We could not provide this amazing program without the assistance of over 100 volunteers every week. Volunteers share in the success of their students, meet the challenge of new experiences and certainly feel they make a difference in someone’s life.

Volunteers serve as sidewalkers or horse leaders. As many as three volunteers are needed per rider. All volunteers must be at least 14 years old and capable of walking and jogging in sandy, uneven footing for up to 30 minutes at a time. Experience with horses or with persons with disabilities is not required for sidewalking. Leaders must have extensive experience handling horses on the ground.

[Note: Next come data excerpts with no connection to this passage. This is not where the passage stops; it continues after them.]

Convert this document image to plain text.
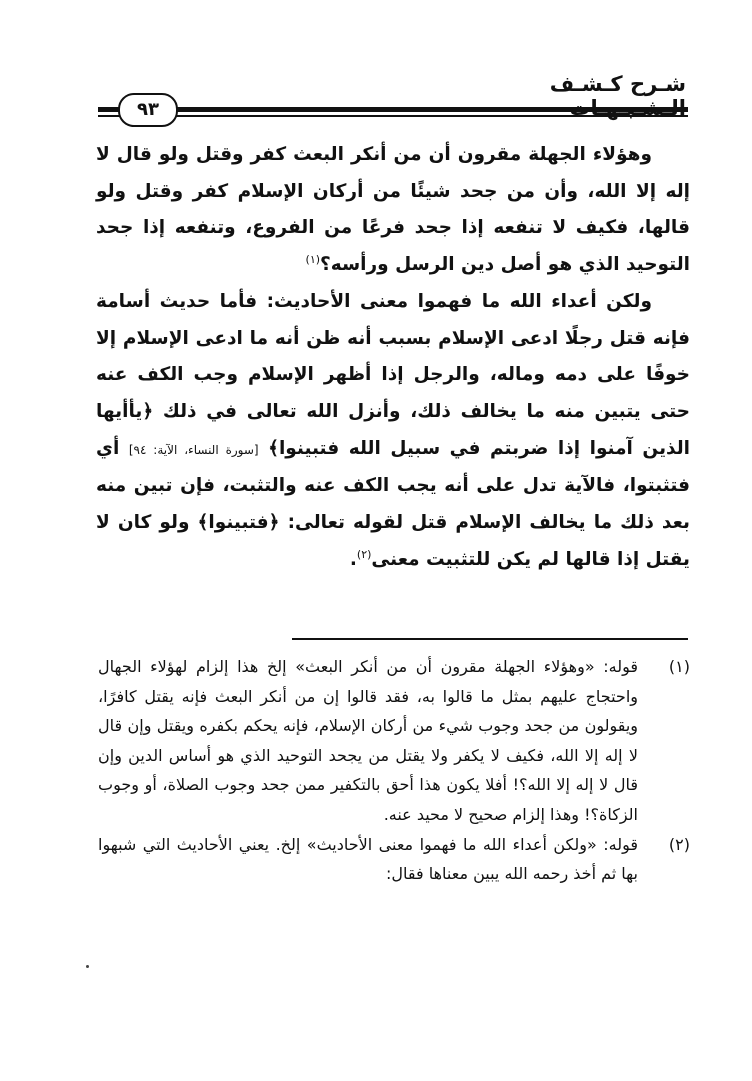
شـرح كـشـف
٩٣

وهؤلاء الجهلة مقرون أن من أنكر البعث كفر وقتل ولو قال لا إله إلا الله، وأن من جحد شيئًا من أركان الإسلام كفر وقتل ولو قالها، فكيف لا تنفعه إذا جحد فرعًا من الفروع، وتنفعه إذا جحد التوحيد الذي هو أصل دين الرسل ورأسه؟$^{(١)}$

ولكن أعداء الله ما فهموا معنى الأحاديث: فأما حديث أسامة فإنه قتل رجلًا ادعى الإسلام بسبب أنه ظن أنه ما ادعى الإسلام إلا خوفًا على دمه وماله، والرجل إذا أظهر الإسلام وجب الكف عنه حتى يتبين منه ما يخالف ذلك، وأنزل الله تعالى في ذلك ﴿يأأيها الذين آمنوا إذا ضربتم في سبيل الله فتبينوا﴾ [سورة النساء، الآية: ٩٤] أي فتثبتوا، فالآية تدل على أنه يجب الكف عنه والتثبت، فإن تبين منه بعد ذلك ما يخالف الإسلام قتل لقوله تعالى: ﴿فتبينوا﴾ ولو كان لا يقتل إذا قالها لم يكن للتثبيت معنى$^{(٢)}$.

(١)
قوله: «وهؤلاء الجهلة مقرون أن من أنكر البعث» إلخ هذا إلزام لهؤلاء الجهال واحتجاج عليهم بمثل ما قالوا به، فقد قالوا إن من أنكر البعث فإنه يقتل كافرًا، ويقولون من جحد وجوب شيء من أركان الإسلام، فإنه يحكم بكفره ويقتل وإن قال لا إله إلا الله، فكيف لا يكفر ولا يقتل من يجحد التوحيد الذي هو أساس الدين وإن قال لا إله إلا الله؟! أفلا يكون هذا أحق بالتكفير ممن جحد وجوب الصلاة، أو وجوب الزكاة؟! وهذا إلزام صحيح لا محيد عنه.

(٢)
قوله: «ولكن أعداء الله ما فهموا معنى الأحاديث» إلخ. يعني الأحاديث التي شبهوا بها ثم أخذ رحمه الله يبين معناها فقال:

New volunteers must go through our orientation program prior to working with riders and horses.  Volunteers must be at least 14 years old in order to join the TRI volunteer team.

Available Volunteer Opportunities:

Horse Leader – This person should be extremely experienced in handling horses in all situations and requires the approval of the Head Instructor.

Sidewalker – This person assists the rider according to the instructor’s directions. Sidewalker training is done during orientation.

Mounting Assistant – This person works closely with the instructors to assist them in mounting riders onto their horses. This position requires the training and approval of the Head Instructor.
Grooming Assistant – This volunteer takes direction from the Tack Coordinator about the preparation of horses for classes. This job will include grooming and some general horse care and handling. This volunteer should have a basic idea of how to groom a horse and maintain safety while in the stall with a horse.

Why do our volunteers do this?

Here are some of the reasons, in their own words:

“There is that magical moment, that small thing that a rider achieves that is an awakening, an expression of exuberent joy, a new frontier, or simply a small connection. Those moments are awe-inspiring. Those small (but huge) moments occur in every class. I can’t wait to see what our riders can achieve next!”

“I volunteer because I know that in doing so, I am making someone happy. Or rather, I am helping to make a program possible which makes riders happy. The look on a rider’s face when they are truly, blissfully, happy is as amazing as it is unforgettable and I am glad that the small acts that I do through volunteering can help them to feel that way.”

“Why do I volunteer? The smiles… It’s a gift to me…it’s totally absorbing — all the noise in my life fades away during TRI time.”

“Smiles…-…miles of smiles is how I sometimes refer to the faces of the kids when they’re riding around the arena. No matter what has happened at work that day, or how down I am because of events in my life, when I get to TRI, those smiles turn everything around for me. As a volunteer, my reward every week is just being able to help the kids enjoy the moment and make sure they leave with a smile on their face.”